The painting intensive’s long history at Syracuse demonstrates a steady and deep commitment to painting, a discipline that is as relevant now as ever. The “blank canvas” is both a hurdle and a tabula rasa—perhaps not a blank slate, but a clean slate. If artists today can learn to channel their creative energies effectively, the possibilities for meaningful expression can be enormous. The dichotomies between traditional and contemporary or figurative and non-representational have imploded, and what remains is strong, self-motivated, individual work.
The young artists in our painting intensive represent the global possibilities of what painting can be, whether it embraces tradition or not, whether it be interdisciplinary or multidisciplinary. Our intensive is designed to give you a working knowledge of the history of your practice as well as knowledge of contemporary critical thinking in your field. We recognize that our students are self-driven individuals whose artworks are a testament to the faith they have in their own abilities and the trust they have in the creative process itself.

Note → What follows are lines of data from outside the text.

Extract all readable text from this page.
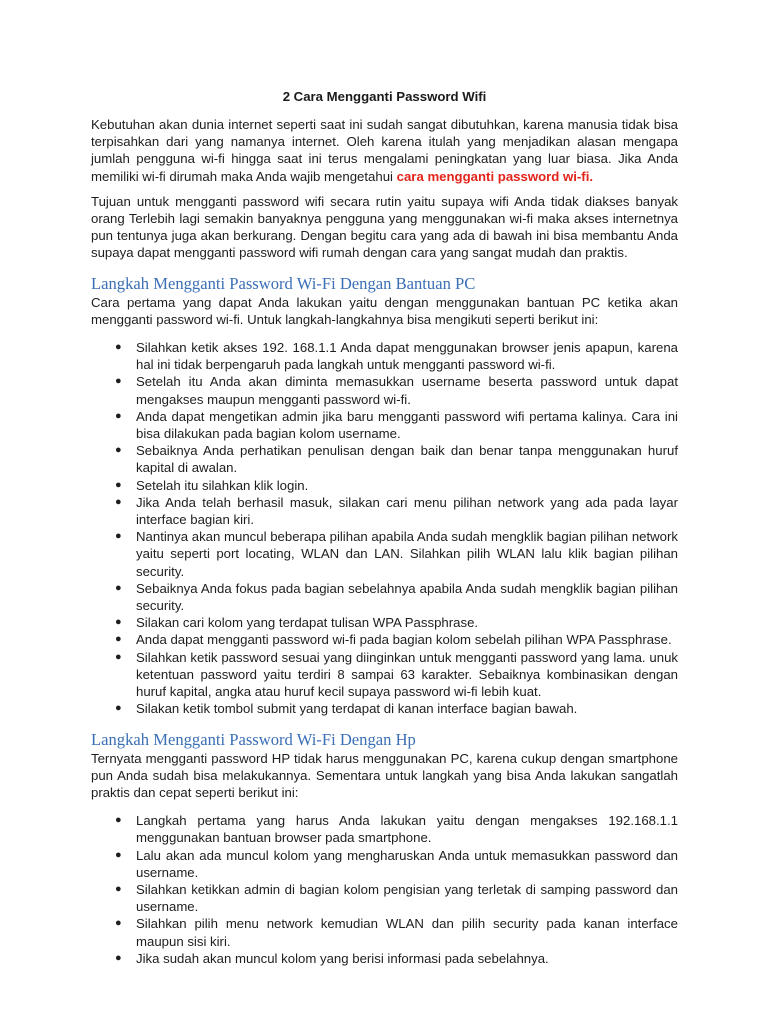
2 Cara Mengganti Password Wifi

Kebutuhan akan dunia internet seperti saat ini sudah sangat dibutuhkan, karena manusia tidak bisa terpisahkan dari yang namanya internet. Oleh karena itulah yang menjadikan alasan mengapa jumlah pengguna wi-fi hingga saat ini terus mengalami peningkatan yang luar biasa. Jika Anda memiliki wi-fi dirumah maka Anda wajib mengetahui cara mengganti password wi-fi.

Tujuan untuk mengganti password wifi secara rutin yaitu supaya wifi Anda tidak diakses banyak orang Terlebih lagi semakin banyaknya pengguna yang menggunakan wi-fi maka akses internetnya pun tentunya juga akan berkurang. Dengan begitu cara yang ada di bawah ini bisa membantu Anda supaya dapat mengganti password wifi rumah dengan cara yang sangat mudah dan praktis.

Langkah Mengganti Password Wi-Fi Dengan Bantuan PC

Cara pertama yang dapat Anda lakukan yaitu dengan menggunakan bantuan PC ketika akan mengganti password wi-fi. Untuk langkah-langkahnya bisa mengikuti seperti berikut ini:

● Silahkan ketik akses 192. 168.1.1 Anda dapat menggunakan browser jenis apapun, karena hal ini tidak berpengaruh pada langkah untuk mengganti password wi-fi.
● Setelah itu Anda akan diminta memasukkan username beserta password untuk dapat mengakses maupun mengganti password wi-fi.
● Anda dapat mengetikan admin jika baru mengganti password wifi pertama kalinya. Cara ini bisa dilakukan pada bagian kolom username.
● Sebaiknya Anda perhatikan penulisan dengan baik dan benar tanpa menggunakan huruf kapital di awalan.
● Setelah itu silahkan klik login.
● Jika Anda telah berhasil masuk, silakan cari menu pilihan network yang ada pada layar interface bagian kiri.
● Nantinya akan muncul beberapa pilihan apabila Anda sudah mengklik bagian pilihan network yaitu seperti port locating, WLAN dan LAN. Silahkan pilih WLAN lalu klik bagian pilihan security.
● Sebaiknya Anda fokus pada bagian sebelahnya apabila Anda sudah mengklik bagian pilihan security.
● Silakan cari kolom yang terdapat tulisan WPA Passphrase.
● Anda dapat mengganti password wi-fi pada bagian kolom sebelah pilihan WPA Passphrase.
● Silahkan ketik password sesuai yang diinginkan untuk mengganti password yang lama. unuk ketentuan password yaitu terdiri 8 sampai 63 karakter. Sebaiknya kombinasikan dengan huruf kapital, angka atau huruf kecil supaya password wi-fi lebih kuat.
● Silakan ketik tombol submit yang terdapat di kanan interface bagian bawah.
Langkah Mengganti Password Wi-Fi Dengan Hp

Ternyata mengganti password HP tidak harus menggunakan PC, karena cukup dengan smartphone pun Anda sudah bisa melakukannya. Sementara untuk langkah yang bisa Anda lakukan sangatlah praktis dan cepat seperti berikut ini:

● Langkah pertama yang harus Anda lakukan yaitu dengan mengakses 192.168.1.1 menggunakan bantuan browser pada smartphone.
● Lalu akan ada muncul kolom yang mengharuskan Anda untuk memasukkan password dan username.
● Silahkan ketikkan admin di bagian kolom pengisian yang terletak di samping password dan username.
● Silahkan pilih menu network kemudian WLAN dan pilih security pada kanan interface maupun sisi kiri.
● Jika sudah akan muncul kolom yang berisi informasi pada sebelahnya.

The print media and graphic art area at Syracuse University has a rich history of producing practicing artists, collaborative printmakers, contract printers, gig poster artists, conservators, preparators, curators, critics, activists, gallerists, art teachers and art professors. Because print media and graphic art have influenced and taken influence from all facets of the art, design, and technology worlds, the area is ideally situated to deepen understanding in traditional print studio methodologies like screenprint, lithography, letterpress, intaglio, relief, book arts, and papermaking while simultaneously broadening innovative and interdisciplinary approaches to your studio practice. Students taking print media and graphic art courses come from all areas of art, design, architecture, and media arts, and a course for non-majors is filled with students from the broader University.
The sculpture intensive is focused on three-dimensional experimentation with form and idea, material and technique. You are encouraged to cross boundaries as you explore concept, form, and space. Opportunities are available for working in all media, from the traditional to the contemporary and beyond.
You receive thorough instruction in such processes as modeling, metal casting, welding, carving, plastics, and wood fabrication while being grounded in a thorough education of sculpture’s history, practice, and theory. You’ll also have access to new technologies, including rapid prototyping, CNC carving, and digital video and photo equipment. Our spacious facilities include state-of-the-art workshops, a gallery, and studio spaces.